Kortom, de directe conversie is een snelle en eenvoudige methode om geïnduceerde neuronale voorlopercellen te genereren uit huidfibblasten van patiënten. Deze methode is voordelig vanwege de snelheid en het grote aantal gegenereerde cellen die gemakkelijk te onderhouden zijn. Bovendien suggereert toenemend bewijs dat directe herprogrammeringsmethoden minder epigenetische tekens verwijderen in vergelijking met klassieke iPSC-herprogrammeringstechnologie, waardoor het ziektemilieu intacter blijft4,7,8. De differentiatie van iNPC ‘s ten nadep aan astrocyten is zeer eenvoudig en zeer reproduceerbaar , zelfs tussen meerdere onafhankelijke laboratoria19,29,33. iNPC’s kunnen in kleine porties worden ingevroren en direct worden ontdooid voor differentiatiedoeleinden, wat helpt de variatie tussen experimenten te verminderen, omdat passagenummers vergelijkbaar kunnen worden gehouden. Astrocyten spelen een cruciale rol in de progressie van ziekten bij veel neurologische ziekten en zijn daarom een interessant celtype om mee te werken. De astrocyten kunnen worden gebruikt voor mechanistische studies, metabolische studies of drug testen assays en worden meestal gekweekt als monolagen. Bovendien kunnen astrocyten worden gecombineerd in co-kweeksystemen met muis- of menselijke neuronen om de impact van astrocyten op neuronale overleving en morfologie te beoordelen, die beide goede uitlezingen zijn voor het testen van geneesmiddelen34.

Om dit protocol met succes te kunnen gebruiken, moeten een paar punten en mogelijke beperkingen in gedachten worden gehouden. De menselijke huidfibroblasten variëren bijvoorbeeld sterk in hun celdelingssnelheid en reactie op virale vectoren. Omdat dit geen gestandaardiseerde cellijnen zijn, zijn ze net zo variabel als de mensheid zelf, elke lijn is anders. Zoals voor veel herprogrammeringsmethoden, is het gemakkelijker om fibroblasten te herprogrammeren die een matige tot snelle celdelingssnelheid hebben ten opzichte van cellen die nauwelijks repliceren.
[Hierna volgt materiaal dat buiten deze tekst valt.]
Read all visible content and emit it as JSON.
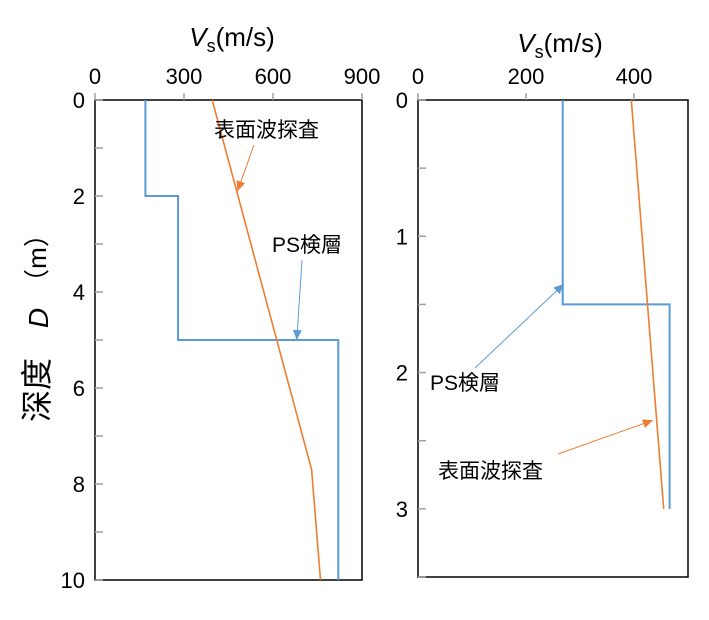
{
  "y_axis_label": {
    "kanji": "深度",
    "symbol": "D",
    "unit": "（m）"
  },
  "colors": {
    "ps": "#5b9bd5",
    "surface": "#ed7d31",
    "axis": "#000000",
    "tickmark": "#a0a0a0"
  },
  "chart_data": [
    {
      "type": "line",
      "title": {
        "symbol": "V",
        "subscript": "s",
        "unit": "(m/s)"
      },
      "xlabel": "Vs(m/s)",
      "ylabel": "深度 D（m）",
      "xlim": [
        0,
        900
      ],
      "ylim": [
        0,
        10
      ],
      "y_inverted": true,
      "x_axis_position": "top",
      "x_ticks": [
        0,
        300,
        600,
        900
      ],
      "y_ticks": [
        0,
        2,
        4,
        6,
        8,
        10
      ],
      "series": [
        {
          "name": "PS検層",
          "color": "#5b9bd5",
          "points": [
            [
              170,
              0
            ],
            [
              170,
              2
            ],
            [
              280,
              2
            ],
            [
              280,
              5
            ],
            [
              820,
              5
            ],
            [
              820,
              10
            ]
          ]
        },
        {
          "name": "表面波探査",
          "color": "#ed7d31",
          "points": [
            [
              395,
              0
            ],
            [
              730,
              7.7
            ],
            [
              760,
              10
            ]
          ]
        }
      ],
      "annotations": [
        {
          "text": "表面波探査",
          "series": "表面波探査",
          "target": [
            480,
            1.9
          ]
        },
        {
          "text": "PS検層",
          "series": "PS検層",
          "target": [
            680,
            5
          ]
        }
      ]
    },
    {
      "type": "line",
      "title": {
        "symbol": "V",
        "subscript": "s",
        "unit": "(m/s)"
      },
      "xlabel": "Vs(m/s)",
      "ylabel": "",
      "xlim": [
        0,
        500
      ],
      "ylim": [
        0,
        3.5
      ],
      "y_inverted": true,
      "x_axis_position": "top",
      "x_ticks": [
        0,
        200,
        400
      ],
      "y_ticks": [
        0,
        1,
        2,
        3
      ],
      "series": [
        {
          "name": "PS検層",
          "color": "#5b9bd5",
          "points": [
            [
              268,
              0
            ],
            [
              268,
              1.5
            ],
            [
              466,
              1.5
            ],
            [
              466,
              3.0
            ]
          ]
        },
        {
          "name": "表面波探査",
          "color": "#ed7d31",
          "points": [
            [
              395,
              0
            ],
            [
              455,
              3.0
            ]
          ]
        }
      ],
      "annotations": [
        {
          "text": "PS検層",
          "series": "PS検層",
          "target": [
            270,
            1.35
          ]
        },
        {
          "text": "表面波探査",
          "series": "表面波探査",
          "target": [
            435,
            2.35
          ]
        }
      ]
    }
  ]
}
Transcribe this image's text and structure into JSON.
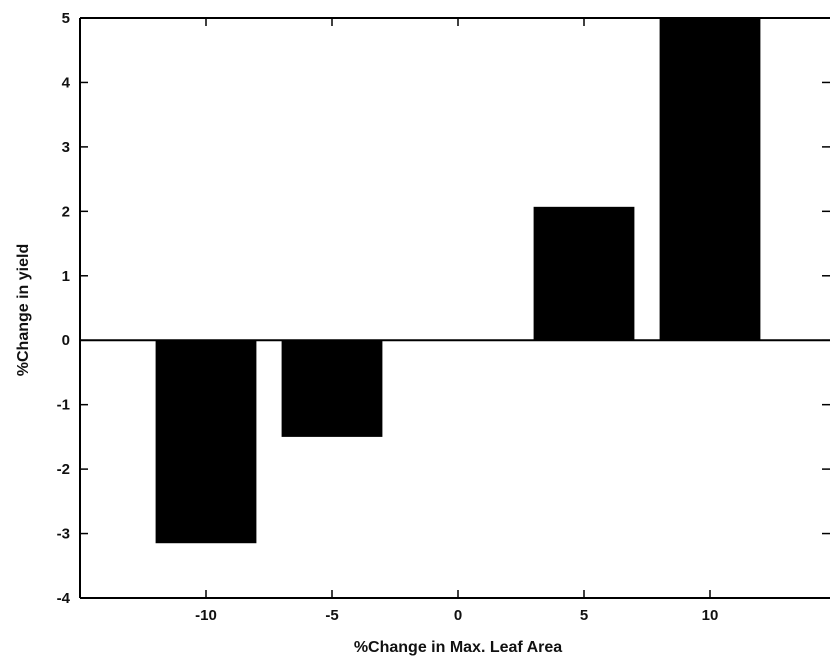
{
  "chart_data": {
    "type": "bar",
    "x": [
      -10,
      -5,
      0,
      5,
      10
    ],
    "values": [
      -3.15,
      -1.5,
      0,
      2.07,
      5
    ],
    "xlabel": "%Change in Max. Leaf Area",
    "ylabel": "%Change in yield",
    "xlim": [
      -15,
      15
    ],
    "ylim": [
      -4,
      5
    ],
    "x_ticks": [
      -10,
      -5,
      0,
      5,
      10
    ],
    "y_ticks": [
      -4,
      -3,
      -2,
      -1,
      0,
      1,
      2,
      3,
      4,
      5
    ],
    "x_tick_labels": [
      "-10",
      "-5",
      "0",
      "5",
      "10"
    ],
    "y_tick_labels": [
      "-4",
      "-3",
      "-2",
      "-1",
      "0",
      "1",
      "2",
      "3",
      "4",
      "5"
    ],
    "bar_width": 4,
    "grid": false,
    "bar_color": "#000000"
  }
}
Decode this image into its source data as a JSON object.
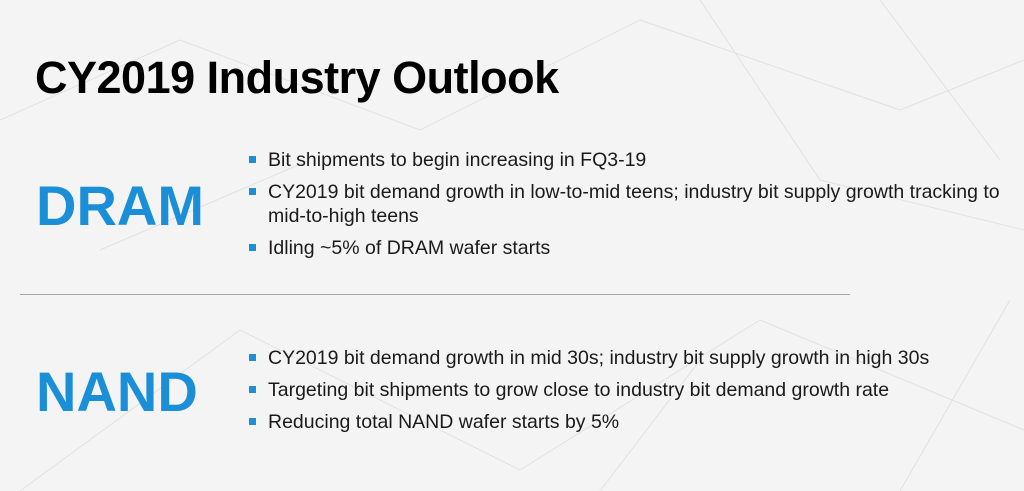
{
  "colors": {
    "accent": "#1a8fd8",
    "title": "#000000",
    "body_text": "#1a1a1a"
  },
  "title": "CY2019 Industry Outlook",
  "sections": [
    {
      "heading": "DRAM",
      "bullets": [
        "Bit shipments to begin increasing in FQ3-19",
        "CY2019 bit demand growth in low-to-mid teens; industry bit supply growth tracking to mid-to-high teens",
        "Idling ~5% of DRAM wafer starts"
      ]
    },
    {
      "heading": "NAND",
      "bullets": [
        "CY2019 bit demand growth in mid 30s; industry bit supply growth in high 30s",
        "Targeting bit shipments to grow close to industry bit demand growth rate",
        "Reducing total NAND wafer starts by 5%"
      ]
    }
  ]
}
De replicatiesnelheid kan worden beïnvloed door de kwaliteit van de huidbiopsie en de verwerking zelf, door het passagenummer van de fibroblasten en de behandeling. Bij het werken met primaire huidfibroblasten is het belangrijk om de cellen niet te dicht te laten worden om inductie van senescentie te voorkomen. Als de fibroblasten niet goed groeien, is het het beste om een nieuw bestand of een lagere passage te proberen, hoewel in sommige gevallen de ziekte zelf ook een rol kan spelen. Celdeling kan soms worden verbeterd door 15% of 20% FBS in de fibroblastmedia te gebruiken in vergelijking met de standaard 10%.

De kwaliteit van de herprogrammering van virale vectoren is van groot belang voor succes. In onze handen waren retrovirale vectoren efficiënter in vergelijking met lentivirale vectoren of andere niet-integrerende virussen; dit kan echter afhankelijk zijn van de virale vectorkwaliteit en zuiverheid. Commerciële retrovirale vectorkits specificeren meestal de virale vectorconcentratie en vaak ook een veelheid aan infecties voor een bepaalde cellijn. Het is belangrijk om in gedachten te houden dat primaire fibroblasten verschillen van de cellijn die door de bedrijven wordt gebruikt om de virale vectoropname te bepalen. Bovendien is, zelfs bij het bestellen van dezelfde commerciële kit, variatie tussen batches gebruikelijk. Bovendien varieert de opname van virale vectoren ook tussen fibroblastcellijnen. Sommige lijnen kunnen gevoeliger zijn en daarom kunnen getransduceerde cellen afsterven, terwijl andere cellijnen mogelijk beter bestand zijn tegen virale opname. Het bepalen van de transductie-efficiëntie voor een bepaalde cellijn kan dus belangrijk zijn, vooral als de cellijn langzaam groeit of eerdere conversiepogingen zijn mislukt. In onze handen is de beste manier om te evalueren hoeveel van een specifieke retrovirale vector nodig is voor conversie, het uitvoeren van een immunofluorescente kleuring met verschillende verdunningen van de virale vector. Het aantal cellen dat het transgene voor elke vector uitdrukt, kan vervolgens worden geteld, met als doel een transductie-efficiëntie van 70% of hoger. Onze ervaring is dat vergelijkbare MOIs voor de meeste cellijnen kunnen worden gebruikt, maar de MOI kan indien nodig worden aangepast.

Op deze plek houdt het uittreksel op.